Mit der „Sancta“-Oper werden jedoch offenbar nicht nur religiöse Gefühle, sondern auch Körper verletzt. Während einer Aufführung in Stuttgart gab es eine Live-Piercing-Szene, in der zwei Darstellerinnen jeweils zwei Karabinerhaken durch den Rücken gebohrt wurden, wie „Deutschlandfunk Kultur“ berichtete.

Dass Holzinger gerne mit blutigen und expliziten Bildern sowie nackter Haut provoziert, zeigt sich auch auf ihrem Instagram-Account. Dort teilt sie Kunst und Eindrücke von Live-Performances, die auf rohe Gewalt anspielen.

Daneben sind auf dem Account Aufnahmen zu finden, auf denen Florentina Holzinger mit Freunden zu sehen ist. Viel Privates gibt sie neben Fotos, wie etwa von Festival-Besuchen in Athen, nicht preis. Dafür äußert sie sich auf Instagram über die aktuelle Kritik und „skandalheischende Headlines“ zur „Sancta“-Oper. Sie erhalte aufgrund der Aufregung um das Stück Gewaltdrohungen von „Fanatikern und Dogmatikern“. Wer keine Lust habe, müsse sich das Stück nicht ansehen, stellt sie klar und ergänzt, Hasskommentare auf ihrer Seite nicht zu dulden.

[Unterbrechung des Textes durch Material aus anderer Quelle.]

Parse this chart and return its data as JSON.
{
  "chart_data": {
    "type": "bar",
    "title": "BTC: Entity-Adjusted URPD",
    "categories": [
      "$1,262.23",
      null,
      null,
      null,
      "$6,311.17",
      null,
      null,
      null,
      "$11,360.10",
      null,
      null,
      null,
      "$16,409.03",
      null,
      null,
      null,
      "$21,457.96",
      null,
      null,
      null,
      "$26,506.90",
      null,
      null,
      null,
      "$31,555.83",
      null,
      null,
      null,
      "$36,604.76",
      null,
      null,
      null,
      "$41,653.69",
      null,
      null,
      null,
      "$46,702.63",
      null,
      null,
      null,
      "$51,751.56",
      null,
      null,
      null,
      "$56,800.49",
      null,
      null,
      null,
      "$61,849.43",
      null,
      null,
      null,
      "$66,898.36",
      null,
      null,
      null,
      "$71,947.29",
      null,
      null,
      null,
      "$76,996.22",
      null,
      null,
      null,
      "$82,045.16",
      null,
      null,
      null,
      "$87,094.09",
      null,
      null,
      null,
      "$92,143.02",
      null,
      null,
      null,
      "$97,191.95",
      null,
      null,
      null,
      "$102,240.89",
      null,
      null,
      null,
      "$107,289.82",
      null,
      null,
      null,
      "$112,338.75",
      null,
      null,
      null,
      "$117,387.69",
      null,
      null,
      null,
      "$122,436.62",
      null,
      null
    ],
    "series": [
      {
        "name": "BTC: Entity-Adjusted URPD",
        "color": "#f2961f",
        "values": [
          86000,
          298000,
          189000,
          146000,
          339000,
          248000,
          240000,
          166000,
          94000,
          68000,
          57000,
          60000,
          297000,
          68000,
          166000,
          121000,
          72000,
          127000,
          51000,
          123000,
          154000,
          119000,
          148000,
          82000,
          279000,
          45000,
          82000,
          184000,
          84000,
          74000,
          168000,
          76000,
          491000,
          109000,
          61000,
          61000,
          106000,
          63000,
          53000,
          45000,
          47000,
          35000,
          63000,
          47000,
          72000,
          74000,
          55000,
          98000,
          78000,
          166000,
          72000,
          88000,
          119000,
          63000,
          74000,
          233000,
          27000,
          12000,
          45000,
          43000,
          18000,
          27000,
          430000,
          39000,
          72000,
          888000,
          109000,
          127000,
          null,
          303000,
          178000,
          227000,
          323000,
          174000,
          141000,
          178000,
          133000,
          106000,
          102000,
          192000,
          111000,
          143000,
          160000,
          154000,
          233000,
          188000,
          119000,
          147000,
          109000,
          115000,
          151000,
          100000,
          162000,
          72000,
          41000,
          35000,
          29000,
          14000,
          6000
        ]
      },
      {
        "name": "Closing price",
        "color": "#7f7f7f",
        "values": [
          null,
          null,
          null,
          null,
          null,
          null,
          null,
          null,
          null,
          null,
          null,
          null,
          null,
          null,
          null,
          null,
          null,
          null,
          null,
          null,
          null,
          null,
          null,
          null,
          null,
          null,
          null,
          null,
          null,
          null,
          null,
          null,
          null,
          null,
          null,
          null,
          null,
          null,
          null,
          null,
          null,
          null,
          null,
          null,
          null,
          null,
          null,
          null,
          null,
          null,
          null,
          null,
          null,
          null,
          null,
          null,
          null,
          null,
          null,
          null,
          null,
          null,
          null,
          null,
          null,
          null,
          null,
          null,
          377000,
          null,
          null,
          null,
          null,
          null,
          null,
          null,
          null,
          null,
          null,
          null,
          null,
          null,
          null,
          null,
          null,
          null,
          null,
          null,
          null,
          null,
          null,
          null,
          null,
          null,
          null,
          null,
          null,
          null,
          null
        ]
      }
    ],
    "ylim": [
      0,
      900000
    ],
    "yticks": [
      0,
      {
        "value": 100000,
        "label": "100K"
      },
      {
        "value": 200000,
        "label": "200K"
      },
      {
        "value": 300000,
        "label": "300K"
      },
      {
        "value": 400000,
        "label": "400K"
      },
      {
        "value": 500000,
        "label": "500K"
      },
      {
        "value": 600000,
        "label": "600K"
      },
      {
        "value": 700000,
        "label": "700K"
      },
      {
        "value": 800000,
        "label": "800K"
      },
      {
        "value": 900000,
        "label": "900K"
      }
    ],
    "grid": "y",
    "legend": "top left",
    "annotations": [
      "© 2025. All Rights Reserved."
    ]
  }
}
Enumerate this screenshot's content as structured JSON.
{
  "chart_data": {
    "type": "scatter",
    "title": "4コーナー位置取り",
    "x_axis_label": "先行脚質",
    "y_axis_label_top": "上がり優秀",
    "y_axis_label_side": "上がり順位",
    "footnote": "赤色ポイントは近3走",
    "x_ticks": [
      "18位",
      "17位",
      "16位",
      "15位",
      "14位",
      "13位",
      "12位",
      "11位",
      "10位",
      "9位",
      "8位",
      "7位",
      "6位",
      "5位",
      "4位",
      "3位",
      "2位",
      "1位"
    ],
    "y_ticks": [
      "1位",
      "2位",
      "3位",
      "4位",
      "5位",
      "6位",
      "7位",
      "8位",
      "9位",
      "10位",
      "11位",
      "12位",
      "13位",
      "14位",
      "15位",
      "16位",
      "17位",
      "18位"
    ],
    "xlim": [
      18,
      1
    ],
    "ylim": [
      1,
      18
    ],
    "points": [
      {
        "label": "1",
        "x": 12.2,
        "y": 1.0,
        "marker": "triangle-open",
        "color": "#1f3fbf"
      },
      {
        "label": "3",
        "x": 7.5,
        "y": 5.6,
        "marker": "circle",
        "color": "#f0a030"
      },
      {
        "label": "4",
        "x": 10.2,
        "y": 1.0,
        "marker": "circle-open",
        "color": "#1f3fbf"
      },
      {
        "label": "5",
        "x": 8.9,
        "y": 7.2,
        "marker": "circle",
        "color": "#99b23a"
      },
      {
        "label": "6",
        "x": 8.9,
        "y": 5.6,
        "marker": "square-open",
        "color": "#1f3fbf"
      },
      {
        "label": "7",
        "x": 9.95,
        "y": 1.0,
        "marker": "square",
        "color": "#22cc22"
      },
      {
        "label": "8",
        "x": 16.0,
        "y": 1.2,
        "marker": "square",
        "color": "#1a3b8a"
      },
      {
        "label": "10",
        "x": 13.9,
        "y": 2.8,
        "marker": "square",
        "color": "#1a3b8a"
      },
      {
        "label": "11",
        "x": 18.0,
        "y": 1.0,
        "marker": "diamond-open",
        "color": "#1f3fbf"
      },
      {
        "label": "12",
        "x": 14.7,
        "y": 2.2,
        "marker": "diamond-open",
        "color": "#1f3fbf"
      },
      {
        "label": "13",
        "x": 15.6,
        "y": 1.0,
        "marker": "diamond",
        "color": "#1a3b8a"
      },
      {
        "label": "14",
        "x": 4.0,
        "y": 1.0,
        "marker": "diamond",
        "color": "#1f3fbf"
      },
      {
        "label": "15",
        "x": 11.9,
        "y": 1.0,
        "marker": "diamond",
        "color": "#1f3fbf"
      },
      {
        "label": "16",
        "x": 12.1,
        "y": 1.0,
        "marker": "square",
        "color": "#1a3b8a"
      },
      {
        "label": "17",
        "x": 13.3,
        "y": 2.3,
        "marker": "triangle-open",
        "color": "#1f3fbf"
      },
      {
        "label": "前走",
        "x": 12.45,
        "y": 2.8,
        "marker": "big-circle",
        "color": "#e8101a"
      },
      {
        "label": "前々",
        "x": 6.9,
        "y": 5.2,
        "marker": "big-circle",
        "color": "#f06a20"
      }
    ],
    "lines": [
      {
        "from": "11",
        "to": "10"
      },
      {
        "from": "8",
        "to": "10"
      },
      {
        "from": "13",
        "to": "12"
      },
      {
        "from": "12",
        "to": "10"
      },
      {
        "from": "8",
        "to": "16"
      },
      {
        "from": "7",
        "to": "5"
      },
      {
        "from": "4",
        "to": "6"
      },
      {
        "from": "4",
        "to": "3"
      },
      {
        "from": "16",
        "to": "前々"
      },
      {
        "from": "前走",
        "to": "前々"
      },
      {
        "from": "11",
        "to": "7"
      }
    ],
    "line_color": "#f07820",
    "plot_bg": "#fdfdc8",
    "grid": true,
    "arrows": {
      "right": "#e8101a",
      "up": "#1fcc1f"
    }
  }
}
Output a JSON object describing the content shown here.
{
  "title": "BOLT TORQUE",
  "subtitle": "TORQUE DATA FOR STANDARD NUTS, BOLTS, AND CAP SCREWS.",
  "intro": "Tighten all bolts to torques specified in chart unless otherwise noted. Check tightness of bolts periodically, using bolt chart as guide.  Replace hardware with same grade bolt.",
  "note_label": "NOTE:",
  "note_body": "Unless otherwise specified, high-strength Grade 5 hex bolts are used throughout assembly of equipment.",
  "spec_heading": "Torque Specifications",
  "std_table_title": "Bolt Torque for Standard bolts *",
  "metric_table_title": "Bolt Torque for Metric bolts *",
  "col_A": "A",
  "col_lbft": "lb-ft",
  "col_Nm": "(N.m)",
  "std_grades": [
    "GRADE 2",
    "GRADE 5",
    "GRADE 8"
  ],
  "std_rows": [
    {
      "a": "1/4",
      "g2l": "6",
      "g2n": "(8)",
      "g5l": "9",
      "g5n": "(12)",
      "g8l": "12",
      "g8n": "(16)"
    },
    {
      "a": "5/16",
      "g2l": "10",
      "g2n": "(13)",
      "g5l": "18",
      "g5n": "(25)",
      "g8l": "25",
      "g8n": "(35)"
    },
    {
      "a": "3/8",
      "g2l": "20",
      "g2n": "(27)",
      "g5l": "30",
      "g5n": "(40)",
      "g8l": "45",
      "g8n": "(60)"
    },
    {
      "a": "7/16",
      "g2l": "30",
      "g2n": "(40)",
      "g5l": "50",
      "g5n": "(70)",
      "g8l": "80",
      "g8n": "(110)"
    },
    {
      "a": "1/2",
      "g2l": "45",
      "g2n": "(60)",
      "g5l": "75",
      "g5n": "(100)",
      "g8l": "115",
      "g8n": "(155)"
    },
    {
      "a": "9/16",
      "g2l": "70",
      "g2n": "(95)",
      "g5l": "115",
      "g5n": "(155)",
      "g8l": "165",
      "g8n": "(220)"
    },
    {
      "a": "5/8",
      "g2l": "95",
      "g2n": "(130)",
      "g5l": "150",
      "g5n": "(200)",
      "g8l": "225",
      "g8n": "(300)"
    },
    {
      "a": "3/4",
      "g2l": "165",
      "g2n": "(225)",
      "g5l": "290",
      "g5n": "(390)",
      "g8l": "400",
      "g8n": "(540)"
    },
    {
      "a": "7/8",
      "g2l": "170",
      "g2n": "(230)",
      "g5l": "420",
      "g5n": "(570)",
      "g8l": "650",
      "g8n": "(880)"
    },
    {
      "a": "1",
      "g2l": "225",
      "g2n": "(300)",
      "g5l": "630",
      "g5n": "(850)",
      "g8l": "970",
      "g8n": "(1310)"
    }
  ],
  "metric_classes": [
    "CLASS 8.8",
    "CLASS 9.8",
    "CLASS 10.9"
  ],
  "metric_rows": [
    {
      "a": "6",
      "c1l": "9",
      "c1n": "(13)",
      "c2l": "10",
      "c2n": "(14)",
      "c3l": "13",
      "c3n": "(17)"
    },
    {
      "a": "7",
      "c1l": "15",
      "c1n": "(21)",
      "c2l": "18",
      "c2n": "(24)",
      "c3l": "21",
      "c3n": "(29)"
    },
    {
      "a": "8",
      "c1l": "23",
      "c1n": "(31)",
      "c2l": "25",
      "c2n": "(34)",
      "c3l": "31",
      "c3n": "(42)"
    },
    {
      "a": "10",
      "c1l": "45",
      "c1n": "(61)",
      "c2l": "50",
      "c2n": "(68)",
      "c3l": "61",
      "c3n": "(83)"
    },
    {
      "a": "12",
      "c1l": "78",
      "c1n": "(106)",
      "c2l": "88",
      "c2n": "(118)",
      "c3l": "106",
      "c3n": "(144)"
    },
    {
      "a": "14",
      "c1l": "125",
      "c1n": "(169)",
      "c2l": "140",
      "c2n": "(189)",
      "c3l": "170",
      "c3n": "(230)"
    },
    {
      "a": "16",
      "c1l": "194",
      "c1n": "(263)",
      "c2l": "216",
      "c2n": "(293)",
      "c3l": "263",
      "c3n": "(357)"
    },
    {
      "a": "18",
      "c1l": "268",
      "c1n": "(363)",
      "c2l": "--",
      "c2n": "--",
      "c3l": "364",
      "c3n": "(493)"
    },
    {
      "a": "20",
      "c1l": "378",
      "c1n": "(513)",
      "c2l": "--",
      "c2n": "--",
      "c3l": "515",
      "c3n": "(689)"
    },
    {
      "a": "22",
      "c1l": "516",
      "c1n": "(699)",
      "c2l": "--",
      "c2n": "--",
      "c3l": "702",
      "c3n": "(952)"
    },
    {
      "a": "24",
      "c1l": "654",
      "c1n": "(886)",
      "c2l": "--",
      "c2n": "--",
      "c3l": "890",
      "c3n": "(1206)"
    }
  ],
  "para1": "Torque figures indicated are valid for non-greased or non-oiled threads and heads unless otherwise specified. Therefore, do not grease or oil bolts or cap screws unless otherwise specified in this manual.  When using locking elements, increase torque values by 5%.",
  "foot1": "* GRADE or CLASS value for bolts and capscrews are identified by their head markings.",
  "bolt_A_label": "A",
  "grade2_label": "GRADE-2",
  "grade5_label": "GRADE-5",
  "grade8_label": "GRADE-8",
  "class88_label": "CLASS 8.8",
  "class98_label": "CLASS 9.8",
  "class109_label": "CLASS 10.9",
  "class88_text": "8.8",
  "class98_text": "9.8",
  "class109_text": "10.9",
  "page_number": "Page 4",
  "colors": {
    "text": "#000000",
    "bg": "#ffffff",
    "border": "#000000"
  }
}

Tatsächlich werden Besucher ihrer Oper explizit vor den beschriebenen Szenen gewarnt. Auf der Website der Volksbühne Berlin heißt es: „Wir empfehlen für den Besuch der Vorstellung ein Mindestalter von 18 Jahren.“ Zudem wird eine Triggerwarnung wegen selbstverletzender Handlungen, Blut, Nadeln, Stroboskop-Licht sowie der expliziten Darstellung und Beschreibung körperlicher und sexualisierter Gewalt ausgesprochen. Es ist nicht das erste Mal, dass es zu Holzingers Inszenierung einen Warnhinweis gibt. In ähnlicher Form wurde ein solcher auch zu dem Stück „Ophelia’s Got Talent“ auf der Seite der Berliner Filmfestspiele vermerkt, in dem es ebenfalls viel nackte Haut zu sehen gab.